Умер князь Таврический в степи, под звездным небом. Простой солдат дал два пятака, чтоб положили на глаза, графиня Браницкая, приехавшая срочно к нему по просьбе императрицы, чтобы проследить за его бумагами, пыталась оживить это громадное тело, дуя из уст в уста, но беспокойство честолюбца отпустило светлейшего, отлетело от него навсегда. Ей, самой преданной племяннице, кроме огромных богатств, достался походный стол Потемкина, сопровождавший его во всех путешествиях. Бумаги же, из-за которых переживала императрица, церковная запись об их тайном браке, так и не были найдены, как и знаменитый медальон-панагия, преподнесенный ею князю по случаю взятия Очакова. Наследники клялись, что не знали, у кого они схоронены. А бывший секретарь Потемкина Попов подсказал, что надо искать не верных людей, а тайник: князь никому не доверял в конце жизни.

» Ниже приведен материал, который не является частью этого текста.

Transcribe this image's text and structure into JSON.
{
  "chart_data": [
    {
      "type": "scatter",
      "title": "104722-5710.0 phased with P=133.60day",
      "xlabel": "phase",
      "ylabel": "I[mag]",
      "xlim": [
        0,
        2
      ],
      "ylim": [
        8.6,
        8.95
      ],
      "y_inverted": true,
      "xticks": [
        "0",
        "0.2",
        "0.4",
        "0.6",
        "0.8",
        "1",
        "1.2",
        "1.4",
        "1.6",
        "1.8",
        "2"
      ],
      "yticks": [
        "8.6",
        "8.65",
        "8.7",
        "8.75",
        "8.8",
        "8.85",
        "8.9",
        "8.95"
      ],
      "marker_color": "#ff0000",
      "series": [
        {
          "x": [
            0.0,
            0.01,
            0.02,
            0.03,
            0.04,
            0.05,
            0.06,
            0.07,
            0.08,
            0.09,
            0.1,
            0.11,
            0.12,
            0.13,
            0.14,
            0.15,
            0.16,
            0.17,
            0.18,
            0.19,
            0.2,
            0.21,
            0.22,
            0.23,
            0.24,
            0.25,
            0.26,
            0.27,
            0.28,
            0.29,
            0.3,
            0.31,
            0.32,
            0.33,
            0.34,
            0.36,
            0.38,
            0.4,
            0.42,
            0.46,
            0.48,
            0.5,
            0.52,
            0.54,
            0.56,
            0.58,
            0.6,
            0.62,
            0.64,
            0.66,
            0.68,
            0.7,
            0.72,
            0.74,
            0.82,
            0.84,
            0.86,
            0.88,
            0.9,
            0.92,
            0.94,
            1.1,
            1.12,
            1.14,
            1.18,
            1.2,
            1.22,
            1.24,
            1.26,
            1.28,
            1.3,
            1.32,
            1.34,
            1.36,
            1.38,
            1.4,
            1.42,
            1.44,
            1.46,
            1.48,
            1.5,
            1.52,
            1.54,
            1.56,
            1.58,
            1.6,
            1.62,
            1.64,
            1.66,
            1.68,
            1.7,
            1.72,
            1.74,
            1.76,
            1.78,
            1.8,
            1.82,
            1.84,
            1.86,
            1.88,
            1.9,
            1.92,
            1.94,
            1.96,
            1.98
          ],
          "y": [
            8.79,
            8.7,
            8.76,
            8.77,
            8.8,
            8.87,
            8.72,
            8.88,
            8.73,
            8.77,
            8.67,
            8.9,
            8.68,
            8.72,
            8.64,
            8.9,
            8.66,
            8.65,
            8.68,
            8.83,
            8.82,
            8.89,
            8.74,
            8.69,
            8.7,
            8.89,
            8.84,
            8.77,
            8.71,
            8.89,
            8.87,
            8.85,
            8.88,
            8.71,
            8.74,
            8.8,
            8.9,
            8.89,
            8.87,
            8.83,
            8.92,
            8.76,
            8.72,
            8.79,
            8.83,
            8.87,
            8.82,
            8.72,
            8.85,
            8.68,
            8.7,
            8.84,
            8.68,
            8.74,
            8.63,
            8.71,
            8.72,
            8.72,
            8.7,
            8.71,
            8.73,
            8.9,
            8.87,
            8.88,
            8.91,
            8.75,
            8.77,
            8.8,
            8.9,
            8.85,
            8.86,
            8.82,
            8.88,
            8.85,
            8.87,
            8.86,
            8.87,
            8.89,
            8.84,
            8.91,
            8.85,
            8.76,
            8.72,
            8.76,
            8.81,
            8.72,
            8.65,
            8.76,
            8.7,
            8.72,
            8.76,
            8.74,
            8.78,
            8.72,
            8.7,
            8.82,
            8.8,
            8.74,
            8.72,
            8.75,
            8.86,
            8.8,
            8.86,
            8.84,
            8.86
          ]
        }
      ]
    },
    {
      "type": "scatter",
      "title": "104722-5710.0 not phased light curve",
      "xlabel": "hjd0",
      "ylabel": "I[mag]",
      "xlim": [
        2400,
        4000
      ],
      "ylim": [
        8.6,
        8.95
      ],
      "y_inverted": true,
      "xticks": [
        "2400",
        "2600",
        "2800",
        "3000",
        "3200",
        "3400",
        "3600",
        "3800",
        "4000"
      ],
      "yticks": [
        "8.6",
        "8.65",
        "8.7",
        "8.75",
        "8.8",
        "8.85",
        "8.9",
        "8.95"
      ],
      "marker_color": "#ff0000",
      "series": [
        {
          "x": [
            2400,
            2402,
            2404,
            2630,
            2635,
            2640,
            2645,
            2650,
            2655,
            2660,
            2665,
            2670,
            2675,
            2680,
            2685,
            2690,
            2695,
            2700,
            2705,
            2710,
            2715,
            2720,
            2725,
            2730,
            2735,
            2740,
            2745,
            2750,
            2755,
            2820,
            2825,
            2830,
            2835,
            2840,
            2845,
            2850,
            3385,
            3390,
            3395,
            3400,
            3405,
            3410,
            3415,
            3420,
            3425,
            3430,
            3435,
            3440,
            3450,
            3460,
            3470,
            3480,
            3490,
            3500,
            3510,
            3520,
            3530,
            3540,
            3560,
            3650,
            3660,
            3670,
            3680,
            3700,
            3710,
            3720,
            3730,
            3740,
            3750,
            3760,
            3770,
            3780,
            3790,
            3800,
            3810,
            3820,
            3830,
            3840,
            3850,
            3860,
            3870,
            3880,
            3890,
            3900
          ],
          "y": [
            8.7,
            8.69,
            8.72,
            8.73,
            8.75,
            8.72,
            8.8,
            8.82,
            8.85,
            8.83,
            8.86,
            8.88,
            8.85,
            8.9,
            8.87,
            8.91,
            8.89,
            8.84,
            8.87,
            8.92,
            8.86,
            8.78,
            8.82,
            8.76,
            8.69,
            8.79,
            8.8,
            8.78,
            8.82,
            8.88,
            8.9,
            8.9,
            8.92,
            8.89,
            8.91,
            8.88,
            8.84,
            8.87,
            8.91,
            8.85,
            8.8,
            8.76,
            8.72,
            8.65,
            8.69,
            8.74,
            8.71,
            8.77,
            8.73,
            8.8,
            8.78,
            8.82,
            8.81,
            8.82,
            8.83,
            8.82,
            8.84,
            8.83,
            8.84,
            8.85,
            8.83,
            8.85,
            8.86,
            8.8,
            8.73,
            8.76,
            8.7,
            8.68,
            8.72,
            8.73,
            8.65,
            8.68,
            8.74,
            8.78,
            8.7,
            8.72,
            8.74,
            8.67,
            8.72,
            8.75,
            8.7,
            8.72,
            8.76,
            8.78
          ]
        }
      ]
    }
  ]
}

Екатерина II тяжело переживала его смерть, говорила, что он был «великий человек, не выполнивший половины того, что хотел сделать», «его нельзя было купить, меня он не продавал». И в минуту прозрения сказала своему секретарю Храповицкому: «Как можно мне Потемкина заменить… все будет теперь не то. Да и все, как улитки, станут высовывать головы».

Хоронили Потемкина в Херсоне. В лавках скупили весь бархат, шелк и позументы, чтобы украсить дома, мимо которых шла процессия. При внесении гроба в склеп гремел салют из пушек. Державин писал:

…Где слава? Где великолепье?Где ты, о сильный человек?Мафусаила долголетье лишь было б сон,Лишь тень в наш век;Вся наша жизнь не что иное,Как лишь мечтание пустое…

Жена Павла I, Мария Федоровна, добавляла: «Ум и способности его были блестящими, громадны, но общее мнение было не расположено в его пользу».

Потемкина не интересовали современники. Их он презирал, но суд потомков пугал его, как страшный сон. Не случайно он писал однажды императрице, когда она, не считаясь с его волей и советами, под влиянием Зубова назначила грубого и тупого князя Прозоровского губернатором Москвы: «Ваше величество выдвинуло из Вашего арсенала самую старую пушку, которая будет непременно стрелять в Вашу цель, потому что своей собственной не имеет. Только берегитесь, чтобы она не запятнала кровью в памяти потомства имя Вашего величества…»

После смерти его начали обвинять в алчности и злоупотреблениях. Иностранные дипломаты писали о расхищении 50 миллионов, о незаконных рекрутских наборах с семьями, когда тысячи солдат были расселены крепостными в имениях светлейшего и его фаворитов. Вспоминали притеснение им достойных людей. «Тиранство» знаменитого врача Д. Самойловича, успешно боровшегося с чумой в Крыму, полководца Репнина, которому не дали звание фельдмаршала, опалу Румянцева-Задунайского, невнимание к гениальному Суворову после взятия Измаила. Светлейший, поговаривали, признавал рядом с собой только посредственности, тех, кто пред ним преклонялся.

О его любви к роскоши злословили родовитые придворные, видя в этом дурной вкус выскочки.